Gentlemen, it is impossible for me to do more to-day than to attempt very slight illustrations of those principles. But in uttering those principles, I have put myself in a position in which no one is entitled to tell me—you will hear me out in what I say—that I simply object to the acts of others, and lay down no rules of action myself, I am not only prepared to show what are the rules of action which in my judgment are the right rules, but I am prepared to apply them, nor will I shrink from their application. I will take, gentlemen, the name which, most of all others, is associated with suspicion, and with alarm, and with hatred in the minds of many Englishmen. I will take the name of Russia, and at once I will tell you what I think about Russia, and how I am prepared as a member of Parliament to proceed in any thing that respects Russia. You have heard me, gentlemen, denounced sometimes, I believe, as a Russian spy, sometimes as a Russian agent, sometimes as perhaps a Russian fool, which is not so bad, but still not very desirable. But, gentlemen, when you come to evidence, the worst thing that I have ever seen quoted out of any speech or writing of mine about Russia is that I did one day say, or I believe I wrote, these terrible words: I recommended Englishmen to imitate Russia in her good deeds. Was not that a terrible proposition? I cannot recede from it. I think we ought to imitate Russia in her good deeds, and if the good deeds be few, I am sorry for it, but I am not the less disposed on that account to imitate them when they come. I will now tell you what I think just about Russia.

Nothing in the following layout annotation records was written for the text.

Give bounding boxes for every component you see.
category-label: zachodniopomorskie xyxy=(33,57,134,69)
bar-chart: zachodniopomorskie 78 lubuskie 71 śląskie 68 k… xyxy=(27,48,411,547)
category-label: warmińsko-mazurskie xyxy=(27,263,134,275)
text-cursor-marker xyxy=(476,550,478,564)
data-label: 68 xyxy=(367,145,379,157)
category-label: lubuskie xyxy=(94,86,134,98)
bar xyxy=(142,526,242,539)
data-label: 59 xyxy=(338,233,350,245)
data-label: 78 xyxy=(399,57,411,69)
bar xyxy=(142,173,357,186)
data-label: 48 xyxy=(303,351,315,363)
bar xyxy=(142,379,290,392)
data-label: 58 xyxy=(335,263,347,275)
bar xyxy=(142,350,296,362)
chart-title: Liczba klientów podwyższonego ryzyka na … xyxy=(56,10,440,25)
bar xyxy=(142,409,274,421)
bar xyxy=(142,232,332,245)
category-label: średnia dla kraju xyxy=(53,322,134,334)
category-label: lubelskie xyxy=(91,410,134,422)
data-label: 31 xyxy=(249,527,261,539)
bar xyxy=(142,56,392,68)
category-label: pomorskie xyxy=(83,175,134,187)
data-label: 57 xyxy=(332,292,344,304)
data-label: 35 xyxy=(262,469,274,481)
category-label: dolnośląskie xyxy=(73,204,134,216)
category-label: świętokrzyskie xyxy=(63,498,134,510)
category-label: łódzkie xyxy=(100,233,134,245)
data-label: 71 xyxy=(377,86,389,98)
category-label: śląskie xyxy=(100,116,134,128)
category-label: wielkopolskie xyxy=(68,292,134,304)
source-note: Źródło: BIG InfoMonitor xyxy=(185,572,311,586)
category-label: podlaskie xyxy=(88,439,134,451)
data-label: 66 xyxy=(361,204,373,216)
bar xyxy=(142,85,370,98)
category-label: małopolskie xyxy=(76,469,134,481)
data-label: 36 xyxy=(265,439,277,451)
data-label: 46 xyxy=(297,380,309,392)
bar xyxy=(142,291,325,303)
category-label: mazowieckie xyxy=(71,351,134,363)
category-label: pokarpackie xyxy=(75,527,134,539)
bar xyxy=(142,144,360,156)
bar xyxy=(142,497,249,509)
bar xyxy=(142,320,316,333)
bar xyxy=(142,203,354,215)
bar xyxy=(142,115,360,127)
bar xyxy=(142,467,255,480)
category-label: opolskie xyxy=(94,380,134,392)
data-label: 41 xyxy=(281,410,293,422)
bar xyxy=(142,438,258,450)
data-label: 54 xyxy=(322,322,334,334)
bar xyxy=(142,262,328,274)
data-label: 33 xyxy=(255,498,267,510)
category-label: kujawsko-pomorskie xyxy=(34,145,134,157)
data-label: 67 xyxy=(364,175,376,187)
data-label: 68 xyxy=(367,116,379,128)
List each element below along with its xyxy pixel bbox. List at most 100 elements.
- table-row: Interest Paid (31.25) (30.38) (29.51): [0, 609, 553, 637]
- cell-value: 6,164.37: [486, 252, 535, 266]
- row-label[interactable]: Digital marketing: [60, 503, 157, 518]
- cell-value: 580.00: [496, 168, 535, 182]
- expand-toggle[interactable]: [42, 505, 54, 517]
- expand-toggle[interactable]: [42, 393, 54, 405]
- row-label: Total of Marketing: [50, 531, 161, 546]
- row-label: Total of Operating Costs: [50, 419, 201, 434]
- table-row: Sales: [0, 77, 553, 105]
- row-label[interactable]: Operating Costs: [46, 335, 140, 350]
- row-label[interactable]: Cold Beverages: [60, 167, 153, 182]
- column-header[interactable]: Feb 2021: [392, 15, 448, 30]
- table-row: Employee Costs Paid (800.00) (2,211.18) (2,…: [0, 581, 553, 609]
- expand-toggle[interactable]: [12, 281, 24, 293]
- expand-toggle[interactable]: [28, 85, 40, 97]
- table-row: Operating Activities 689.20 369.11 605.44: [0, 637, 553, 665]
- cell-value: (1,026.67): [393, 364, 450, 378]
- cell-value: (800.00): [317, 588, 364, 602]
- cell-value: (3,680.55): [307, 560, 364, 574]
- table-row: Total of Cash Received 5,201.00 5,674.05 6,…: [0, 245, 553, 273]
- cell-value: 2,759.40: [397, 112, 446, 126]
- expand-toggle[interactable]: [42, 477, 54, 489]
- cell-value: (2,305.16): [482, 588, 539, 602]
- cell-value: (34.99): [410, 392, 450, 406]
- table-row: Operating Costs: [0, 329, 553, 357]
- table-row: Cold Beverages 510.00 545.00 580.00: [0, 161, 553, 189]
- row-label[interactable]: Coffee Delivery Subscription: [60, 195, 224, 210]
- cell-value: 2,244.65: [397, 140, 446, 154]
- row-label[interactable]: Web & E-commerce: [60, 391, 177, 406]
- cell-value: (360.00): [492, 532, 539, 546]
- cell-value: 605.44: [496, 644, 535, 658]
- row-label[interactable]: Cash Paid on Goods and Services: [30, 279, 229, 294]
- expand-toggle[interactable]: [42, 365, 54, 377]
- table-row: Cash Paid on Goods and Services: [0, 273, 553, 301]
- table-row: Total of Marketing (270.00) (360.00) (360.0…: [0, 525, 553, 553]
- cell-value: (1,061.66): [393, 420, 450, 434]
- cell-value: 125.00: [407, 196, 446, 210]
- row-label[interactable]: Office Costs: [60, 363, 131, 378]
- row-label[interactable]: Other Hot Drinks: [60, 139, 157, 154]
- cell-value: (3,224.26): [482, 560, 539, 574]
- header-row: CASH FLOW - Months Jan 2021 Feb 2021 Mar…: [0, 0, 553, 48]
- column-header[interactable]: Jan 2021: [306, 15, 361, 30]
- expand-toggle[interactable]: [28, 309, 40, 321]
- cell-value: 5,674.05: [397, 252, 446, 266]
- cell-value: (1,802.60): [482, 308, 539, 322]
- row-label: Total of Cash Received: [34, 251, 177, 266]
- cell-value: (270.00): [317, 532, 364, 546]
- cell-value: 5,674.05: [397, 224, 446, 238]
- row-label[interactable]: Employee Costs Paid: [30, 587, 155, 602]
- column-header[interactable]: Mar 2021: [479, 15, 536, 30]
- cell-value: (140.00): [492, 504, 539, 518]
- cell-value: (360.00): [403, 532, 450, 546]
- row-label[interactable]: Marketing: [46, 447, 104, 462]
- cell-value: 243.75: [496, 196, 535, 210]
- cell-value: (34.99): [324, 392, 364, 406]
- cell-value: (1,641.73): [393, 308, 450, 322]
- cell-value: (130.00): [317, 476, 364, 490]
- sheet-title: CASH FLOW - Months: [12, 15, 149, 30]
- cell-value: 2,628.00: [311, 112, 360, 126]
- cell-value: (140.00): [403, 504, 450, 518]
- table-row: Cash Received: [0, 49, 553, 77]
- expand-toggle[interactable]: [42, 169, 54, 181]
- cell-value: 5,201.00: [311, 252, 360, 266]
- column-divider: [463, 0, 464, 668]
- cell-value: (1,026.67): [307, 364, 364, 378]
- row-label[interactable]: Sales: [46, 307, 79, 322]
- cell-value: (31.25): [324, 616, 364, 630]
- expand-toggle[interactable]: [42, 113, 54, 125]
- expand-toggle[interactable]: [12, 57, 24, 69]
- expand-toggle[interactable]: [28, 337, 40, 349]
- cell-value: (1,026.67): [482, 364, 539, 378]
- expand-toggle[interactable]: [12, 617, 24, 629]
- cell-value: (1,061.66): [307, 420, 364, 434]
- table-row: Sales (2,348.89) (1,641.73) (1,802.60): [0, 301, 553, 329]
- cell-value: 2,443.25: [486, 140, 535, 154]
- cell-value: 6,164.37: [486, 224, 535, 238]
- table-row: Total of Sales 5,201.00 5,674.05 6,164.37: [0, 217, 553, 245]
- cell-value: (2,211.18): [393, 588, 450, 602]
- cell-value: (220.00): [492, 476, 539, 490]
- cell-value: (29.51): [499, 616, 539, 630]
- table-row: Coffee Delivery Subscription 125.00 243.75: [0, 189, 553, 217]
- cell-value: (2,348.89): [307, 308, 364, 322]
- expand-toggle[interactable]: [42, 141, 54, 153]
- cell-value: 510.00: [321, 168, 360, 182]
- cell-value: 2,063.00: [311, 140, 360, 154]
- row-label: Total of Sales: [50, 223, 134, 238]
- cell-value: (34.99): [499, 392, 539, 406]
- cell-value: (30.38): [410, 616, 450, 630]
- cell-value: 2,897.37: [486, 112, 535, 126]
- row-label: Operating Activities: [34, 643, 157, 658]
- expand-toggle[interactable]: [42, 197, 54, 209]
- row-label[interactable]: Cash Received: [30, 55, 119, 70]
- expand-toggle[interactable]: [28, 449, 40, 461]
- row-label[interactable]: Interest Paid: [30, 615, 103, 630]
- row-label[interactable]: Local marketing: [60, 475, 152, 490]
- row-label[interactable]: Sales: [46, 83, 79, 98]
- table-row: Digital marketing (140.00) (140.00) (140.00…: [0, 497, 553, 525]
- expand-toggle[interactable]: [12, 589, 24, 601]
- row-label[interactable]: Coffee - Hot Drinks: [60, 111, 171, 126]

I make it one of my charges against the foreign policy of her Majesty’s government, that, while they have completely estranged from this country—let us not conceal the fact—the feelings of a nation of eighty millions, for that is the number of the subjects of the Russian empire,—while they have contrived completely to estrange the feelings of that nation, they have aggrandized the power of Russia. They have aggrandized the power of Russia in two ways, which I will state with perfect distinctness. They have augmented her territory. Before the European powers met at Berlin, Lord Salisbury met with Count Schouvaloff, and Lord Salisbury agreed that, unless he could convince Russia by his arguments in the open Congress of Berlin, he would support the restoration to the despotic power of Russia of that country north of the Danube which at the moment constituted a portion of the free state of Roumania. Why, gentlemen, what had been done by the Liberal government, which forsooth, attended to nothing but pounds, shillings, and pence? The Liberal government had driven Russia back from the Danube. Russia, which was a Danubian power before the Crimean War, lost this position on the Danube by the Crimean War; and the Tory government, which has been incensing and inflaming you against Russia, yet nevertheless, by binding itself beforehand to support, when the judgment was taken, the restoration of that country to Russia,[72] has aggrandized the power of Russia.

It further aggrandized the power of Russia in Armenia; but I would not dwell upon that matter if it were not for a very strange circumstance. You know that an Armenian province was given to Russia after the war, but about that I own to you I have very much less feeling of objection. I have objected from the first, vehemently, and in every form, to the granting of territory on the Danube to Russia, and carrying back the population of a certain country from a free state to a despotic state; but with regard to the transfer of a certain portion of the Armenian people from the government of Turkey to the government of Russia. I must own that I contemplate that transfer with much greater equanimity. I have no fear myself of the territorial extensions of Russia, in Asia, no fear of them whatever. I think the fears are no better than old women’s fears. And I don’t wish to encourage her aggressive tendencies in Asia, or anywhere else. But I admit it may be, and probably is, the case that there is some benefit attending upon the transfer of a portion of Armenia from Turkey to Russia.